Toponomastik – die Frage der Ortsnamen

Der im Rahmen der abgelaufenen Legislaturperiode im Südtiroler Landtag gescheiterte Vorschlag Landeshauptmann Durnwalders zur Regelung der Frage wurde im Frühjahr 2004 erneut als Gesetzesantrag beim Landtag eingebracht. Kern der Vorschläge ist die Teilung der Frage in "Makro- und Mikrotoponomastik". 8.200 alte "italienisierte" Namen in Gemeinden über 100 Einwohnern sollten demnach zweisprachig geführt werden. Im Falle von Gemeinden unter 100 Einwohnern solle die Zuständigkeit nicht beim Landtag, sondern bei diesen selbst liegen. Die italienischen Mitglieder der paritätischen Kommission haben dem Vorschlag bereits eine Absage erteilt.

Innenpolitik – Wahlen

Im Rahmen der am 26. Oktober 2003 stattgefundenen Landtagswahlen konnte die Südtiroler Volkspartei (SVP) trotz Stimmenverlusts die absolute Mehrheit (mit 55,6 % und 21 Mandaten) erzielen. Die Alleanza Nationale (AN) musste ebenfalls Stimmeneinbußen in Kauf nehmen (nunmehr 8,4 % und 3 Mandate), blieb allerdings stimmenstärkste italienische Partei. Ihr rechter Ableger Unitalia - Movimiento per l´Alto Adige schaffte mit 1,5 % den Wiedereinzug, die Grünen erhielten 7,9 % und sind nunmehr mit drei Mandaten vertreten. Die Union für Südtirol (6,8 %) erreichte trotz Stimmengewinns kein weiteres Mandat. Die Freiheitlichen verdoppelten ihren Stimmenanteil auf 5 % und haben nun 2 Mandate, das Mitte-Link-Bündnis Unione autonomista (3,7 %) und das Projekt "Frieden und Gerechtigkeit – gemeinsam links" (3,8 %) sind ebenso mit je einem Mandat vertreten wie die Forza Italia (3,4 %). Den Einzug verfehlt haben die Rosa Alternative und die Ladins.

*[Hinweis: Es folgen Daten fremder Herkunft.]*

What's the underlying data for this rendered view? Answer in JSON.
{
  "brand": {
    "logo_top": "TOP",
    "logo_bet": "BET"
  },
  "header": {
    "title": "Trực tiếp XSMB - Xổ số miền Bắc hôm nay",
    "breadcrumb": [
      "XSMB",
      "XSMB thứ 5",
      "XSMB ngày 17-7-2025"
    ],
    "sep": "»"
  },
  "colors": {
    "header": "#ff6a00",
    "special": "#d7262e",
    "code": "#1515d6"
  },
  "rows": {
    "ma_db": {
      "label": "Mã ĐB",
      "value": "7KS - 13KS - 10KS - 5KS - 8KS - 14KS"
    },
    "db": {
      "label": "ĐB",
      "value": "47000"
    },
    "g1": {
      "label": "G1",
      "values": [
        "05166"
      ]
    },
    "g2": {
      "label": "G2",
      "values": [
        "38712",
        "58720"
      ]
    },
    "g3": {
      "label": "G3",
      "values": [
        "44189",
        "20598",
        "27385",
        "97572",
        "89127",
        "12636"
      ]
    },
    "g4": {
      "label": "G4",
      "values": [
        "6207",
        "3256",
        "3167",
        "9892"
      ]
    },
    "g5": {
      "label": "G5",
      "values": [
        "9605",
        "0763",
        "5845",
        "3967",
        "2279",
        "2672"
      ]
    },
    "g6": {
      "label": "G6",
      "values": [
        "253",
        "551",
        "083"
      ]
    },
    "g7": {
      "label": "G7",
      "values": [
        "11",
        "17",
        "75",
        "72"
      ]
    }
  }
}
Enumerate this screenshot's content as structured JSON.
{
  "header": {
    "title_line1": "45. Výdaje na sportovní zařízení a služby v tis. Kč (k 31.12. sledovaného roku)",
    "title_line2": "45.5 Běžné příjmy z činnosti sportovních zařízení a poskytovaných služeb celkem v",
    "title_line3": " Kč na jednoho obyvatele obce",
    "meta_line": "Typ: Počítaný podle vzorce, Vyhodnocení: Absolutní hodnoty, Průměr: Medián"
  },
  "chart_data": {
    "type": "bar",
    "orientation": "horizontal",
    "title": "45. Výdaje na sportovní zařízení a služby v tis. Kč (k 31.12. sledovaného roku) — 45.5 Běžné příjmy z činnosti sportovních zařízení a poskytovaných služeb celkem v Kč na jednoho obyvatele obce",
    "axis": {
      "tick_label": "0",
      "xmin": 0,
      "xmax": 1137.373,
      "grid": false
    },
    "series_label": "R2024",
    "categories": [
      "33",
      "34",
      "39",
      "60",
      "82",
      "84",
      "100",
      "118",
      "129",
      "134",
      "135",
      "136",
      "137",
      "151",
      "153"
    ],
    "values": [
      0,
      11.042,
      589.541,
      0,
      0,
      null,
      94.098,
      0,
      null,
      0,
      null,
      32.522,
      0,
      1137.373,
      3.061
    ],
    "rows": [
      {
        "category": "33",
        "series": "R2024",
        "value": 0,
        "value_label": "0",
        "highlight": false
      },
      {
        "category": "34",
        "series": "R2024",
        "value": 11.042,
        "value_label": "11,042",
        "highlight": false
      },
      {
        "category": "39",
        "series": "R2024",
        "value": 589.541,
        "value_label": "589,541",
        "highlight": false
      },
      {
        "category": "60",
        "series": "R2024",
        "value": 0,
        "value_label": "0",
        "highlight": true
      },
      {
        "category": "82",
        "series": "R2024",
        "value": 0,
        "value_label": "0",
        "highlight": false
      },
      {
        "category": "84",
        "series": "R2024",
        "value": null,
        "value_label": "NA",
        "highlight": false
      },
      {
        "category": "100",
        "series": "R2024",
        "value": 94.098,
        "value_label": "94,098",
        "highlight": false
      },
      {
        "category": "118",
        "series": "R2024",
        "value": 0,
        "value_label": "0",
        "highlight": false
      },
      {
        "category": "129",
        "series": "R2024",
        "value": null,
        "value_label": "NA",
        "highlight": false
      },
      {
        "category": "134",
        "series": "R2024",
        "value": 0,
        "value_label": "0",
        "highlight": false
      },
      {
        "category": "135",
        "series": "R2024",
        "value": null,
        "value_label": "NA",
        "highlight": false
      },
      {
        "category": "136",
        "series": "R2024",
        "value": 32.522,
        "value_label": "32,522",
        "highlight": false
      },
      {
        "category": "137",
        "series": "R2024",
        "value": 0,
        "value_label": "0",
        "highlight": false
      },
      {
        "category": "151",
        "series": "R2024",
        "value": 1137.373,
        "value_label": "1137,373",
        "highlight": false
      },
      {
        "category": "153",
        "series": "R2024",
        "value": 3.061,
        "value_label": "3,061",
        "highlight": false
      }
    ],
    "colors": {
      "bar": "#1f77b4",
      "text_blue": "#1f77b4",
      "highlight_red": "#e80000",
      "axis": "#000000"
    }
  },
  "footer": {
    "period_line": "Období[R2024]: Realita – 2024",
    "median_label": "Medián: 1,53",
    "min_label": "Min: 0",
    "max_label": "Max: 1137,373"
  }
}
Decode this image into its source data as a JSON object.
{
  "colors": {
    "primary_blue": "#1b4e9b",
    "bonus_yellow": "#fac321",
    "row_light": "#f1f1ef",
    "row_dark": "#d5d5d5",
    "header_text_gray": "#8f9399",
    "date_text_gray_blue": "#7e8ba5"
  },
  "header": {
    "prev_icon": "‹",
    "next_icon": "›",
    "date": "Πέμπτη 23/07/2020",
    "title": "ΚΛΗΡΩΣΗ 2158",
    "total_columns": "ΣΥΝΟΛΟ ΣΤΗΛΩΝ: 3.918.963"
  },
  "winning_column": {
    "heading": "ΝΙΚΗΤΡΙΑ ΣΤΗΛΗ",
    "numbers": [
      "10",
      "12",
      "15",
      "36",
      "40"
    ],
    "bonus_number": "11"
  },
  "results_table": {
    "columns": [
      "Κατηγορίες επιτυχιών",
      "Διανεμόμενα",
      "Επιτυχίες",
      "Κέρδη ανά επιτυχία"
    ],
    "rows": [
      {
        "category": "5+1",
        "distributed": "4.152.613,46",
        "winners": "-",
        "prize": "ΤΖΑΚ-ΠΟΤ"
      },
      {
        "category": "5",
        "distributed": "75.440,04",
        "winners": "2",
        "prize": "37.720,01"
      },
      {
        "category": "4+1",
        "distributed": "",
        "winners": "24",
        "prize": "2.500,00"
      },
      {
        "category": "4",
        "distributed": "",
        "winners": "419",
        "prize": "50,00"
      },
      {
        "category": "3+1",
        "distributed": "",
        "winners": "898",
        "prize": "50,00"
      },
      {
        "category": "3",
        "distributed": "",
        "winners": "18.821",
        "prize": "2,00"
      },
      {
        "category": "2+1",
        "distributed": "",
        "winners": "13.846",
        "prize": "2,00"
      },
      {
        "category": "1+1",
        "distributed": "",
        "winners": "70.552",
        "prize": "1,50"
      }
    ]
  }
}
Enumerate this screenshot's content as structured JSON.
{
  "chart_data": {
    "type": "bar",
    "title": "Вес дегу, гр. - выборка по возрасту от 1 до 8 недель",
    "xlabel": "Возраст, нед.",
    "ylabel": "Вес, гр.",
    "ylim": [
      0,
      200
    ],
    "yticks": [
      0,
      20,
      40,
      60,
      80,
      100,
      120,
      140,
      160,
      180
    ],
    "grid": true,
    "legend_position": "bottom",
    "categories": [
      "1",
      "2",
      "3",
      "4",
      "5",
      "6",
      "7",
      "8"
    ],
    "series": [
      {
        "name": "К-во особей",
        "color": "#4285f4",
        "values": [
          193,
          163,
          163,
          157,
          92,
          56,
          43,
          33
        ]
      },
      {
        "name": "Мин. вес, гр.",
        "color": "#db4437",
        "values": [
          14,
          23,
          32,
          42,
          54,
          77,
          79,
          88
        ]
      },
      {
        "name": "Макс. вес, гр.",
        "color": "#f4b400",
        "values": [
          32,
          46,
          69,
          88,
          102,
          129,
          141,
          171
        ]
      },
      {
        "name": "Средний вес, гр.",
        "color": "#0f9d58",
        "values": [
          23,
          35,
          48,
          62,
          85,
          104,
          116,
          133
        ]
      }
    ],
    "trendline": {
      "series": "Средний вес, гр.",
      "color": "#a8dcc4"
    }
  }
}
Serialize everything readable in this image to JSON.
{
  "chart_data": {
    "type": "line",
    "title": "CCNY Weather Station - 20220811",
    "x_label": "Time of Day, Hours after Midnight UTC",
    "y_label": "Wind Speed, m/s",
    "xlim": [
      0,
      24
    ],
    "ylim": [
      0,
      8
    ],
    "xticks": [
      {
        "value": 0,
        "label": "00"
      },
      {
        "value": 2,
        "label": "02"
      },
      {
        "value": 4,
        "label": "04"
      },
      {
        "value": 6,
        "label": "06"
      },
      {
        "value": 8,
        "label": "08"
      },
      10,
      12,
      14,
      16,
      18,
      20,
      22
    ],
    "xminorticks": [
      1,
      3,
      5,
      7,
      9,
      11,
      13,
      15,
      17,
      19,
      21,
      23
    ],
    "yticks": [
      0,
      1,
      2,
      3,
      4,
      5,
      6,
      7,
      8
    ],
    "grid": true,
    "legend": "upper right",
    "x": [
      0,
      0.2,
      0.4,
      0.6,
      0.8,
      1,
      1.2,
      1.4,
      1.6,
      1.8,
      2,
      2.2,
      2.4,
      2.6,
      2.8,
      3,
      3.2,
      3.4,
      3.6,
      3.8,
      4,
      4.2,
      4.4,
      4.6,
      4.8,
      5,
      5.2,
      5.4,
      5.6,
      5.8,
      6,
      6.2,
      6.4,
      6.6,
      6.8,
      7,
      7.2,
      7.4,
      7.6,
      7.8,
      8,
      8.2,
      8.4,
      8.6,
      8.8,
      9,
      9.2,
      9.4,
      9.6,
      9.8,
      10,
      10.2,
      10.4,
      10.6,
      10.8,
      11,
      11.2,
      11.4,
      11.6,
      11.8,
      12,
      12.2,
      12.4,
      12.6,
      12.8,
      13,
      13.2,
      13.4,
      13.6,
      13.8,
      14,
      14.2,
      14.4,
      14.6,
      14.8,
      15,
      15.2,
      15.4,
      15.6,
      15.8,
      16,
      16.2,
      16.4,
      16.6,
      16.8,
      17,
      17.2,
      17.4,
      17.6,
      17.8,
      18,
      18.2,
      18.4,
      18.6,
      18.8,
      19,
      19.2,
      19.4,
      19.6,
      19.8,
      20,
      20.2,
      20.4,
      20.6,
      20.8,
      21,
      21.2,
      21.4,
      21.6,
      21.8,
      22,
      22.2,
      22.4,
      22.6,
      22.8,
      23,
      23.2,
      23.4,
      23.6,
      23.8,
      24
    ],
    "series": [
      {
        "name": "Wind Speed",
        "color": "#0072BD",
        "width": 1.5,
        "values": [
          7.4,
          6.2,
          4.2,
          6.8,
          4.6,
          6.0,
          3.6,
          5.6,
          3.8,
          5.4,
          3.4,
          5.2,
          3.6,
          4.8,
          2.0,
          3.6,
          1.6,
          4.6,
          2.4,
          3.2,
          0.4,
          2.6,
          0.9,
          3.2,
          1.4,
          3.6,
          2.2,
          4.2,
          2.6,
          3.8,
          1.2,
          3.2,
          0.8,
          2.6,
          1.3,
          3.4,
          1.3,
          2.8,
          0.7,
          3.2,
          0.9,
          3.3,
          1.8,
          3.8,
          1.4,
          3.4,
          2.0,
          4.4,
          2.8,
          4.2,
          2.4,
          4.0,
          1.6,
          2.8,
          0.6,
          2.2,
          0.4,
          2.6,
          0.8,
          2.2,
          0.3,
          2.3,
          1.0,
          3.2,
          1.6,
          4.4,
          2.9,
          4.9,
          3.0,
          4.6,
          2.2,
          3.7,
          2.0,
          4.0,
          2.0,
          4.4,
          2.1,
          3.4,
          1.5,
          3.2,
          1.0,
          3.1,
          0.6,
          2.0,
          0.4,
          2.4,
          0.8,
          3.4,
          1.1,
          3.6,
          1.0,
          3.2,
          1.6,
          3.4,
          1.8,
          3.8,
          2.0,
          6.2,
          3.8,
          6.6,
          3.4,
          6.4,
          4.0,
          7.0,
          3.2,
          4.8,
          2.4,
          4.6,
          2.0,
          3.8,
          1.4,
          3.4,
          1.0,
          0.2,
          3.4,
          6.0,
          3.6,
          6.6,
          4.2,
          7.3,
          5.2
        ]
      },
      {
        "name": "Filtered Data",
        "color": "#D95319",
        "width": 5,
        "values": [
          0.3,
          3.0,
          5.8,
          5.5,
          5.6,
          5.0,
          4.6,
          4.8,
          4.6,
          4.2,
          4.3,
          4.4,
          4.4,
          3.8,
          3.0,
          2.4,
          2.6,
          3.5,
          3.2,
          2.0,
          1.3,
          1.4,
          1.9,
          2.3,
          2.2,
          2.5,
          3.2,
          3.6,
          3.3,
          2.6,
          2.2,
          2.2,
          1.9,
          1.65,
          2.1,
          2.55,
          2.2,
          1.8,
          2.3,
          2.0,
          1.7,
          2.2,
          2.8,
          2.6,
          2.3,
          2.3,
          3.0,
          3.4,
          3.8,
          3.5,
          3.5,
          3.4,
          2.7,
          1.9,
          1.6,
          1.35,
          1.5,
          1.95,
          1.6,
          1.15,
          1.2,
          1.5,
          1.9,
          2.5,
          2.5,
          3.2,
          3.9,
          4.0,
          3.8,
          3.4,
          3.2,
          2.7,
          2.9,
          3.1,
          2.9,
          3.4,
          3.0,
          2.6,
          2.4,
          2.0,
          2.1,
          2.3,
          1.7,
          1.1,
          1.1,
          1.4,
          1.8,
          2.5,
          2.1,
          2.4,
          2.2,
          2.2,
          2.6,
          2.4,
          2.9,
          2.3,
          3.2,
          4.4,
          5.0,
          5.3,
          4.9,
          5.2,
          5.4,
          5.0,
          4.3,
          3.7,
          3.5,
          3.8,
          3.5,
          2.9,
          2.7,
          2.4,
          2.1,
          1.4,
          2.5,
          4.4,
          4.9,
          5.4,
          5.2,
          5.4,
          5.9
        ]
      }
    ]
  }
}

Bei den am 8. Mai 2005 abgehaltenen Gemeinderatswahlen erreichte die SVP 58,8 % der Stimmen, was einen Verlust von 3,7 Prozentpunkten bedeutet, allerdings nicht zum Verlust der Position als beherrschende Kraft führte. Nach einer Stichwahl in der Stadt Bozen gewann der Kandidat der Mitte-Rechts-Parteien, Giovanni Benussi, die Bürgermeisterwahl, obgleich dessen Regierungsmannschaft keine Mehrheit fand. In der Folge kam es im November 2005 zu Neuwahlen, die der Mitte-Links-Kandidat, Luigi Spagnolli, im ersten Durchgang für sich entschied. In Meran und Brixen errangen die SVP-Kandidaten den Sieg.

Bei den nochmals durchgeführten Bozener Gemeinderatswahlen kam es zum überraschenden abermaligen Erhalt der relativen Stimmenmehrheit der SVP im Stadtrat. AN blieb zwar stärkste italienische Partei, musste jedoch den Verlust eines Mandats hinnehmen.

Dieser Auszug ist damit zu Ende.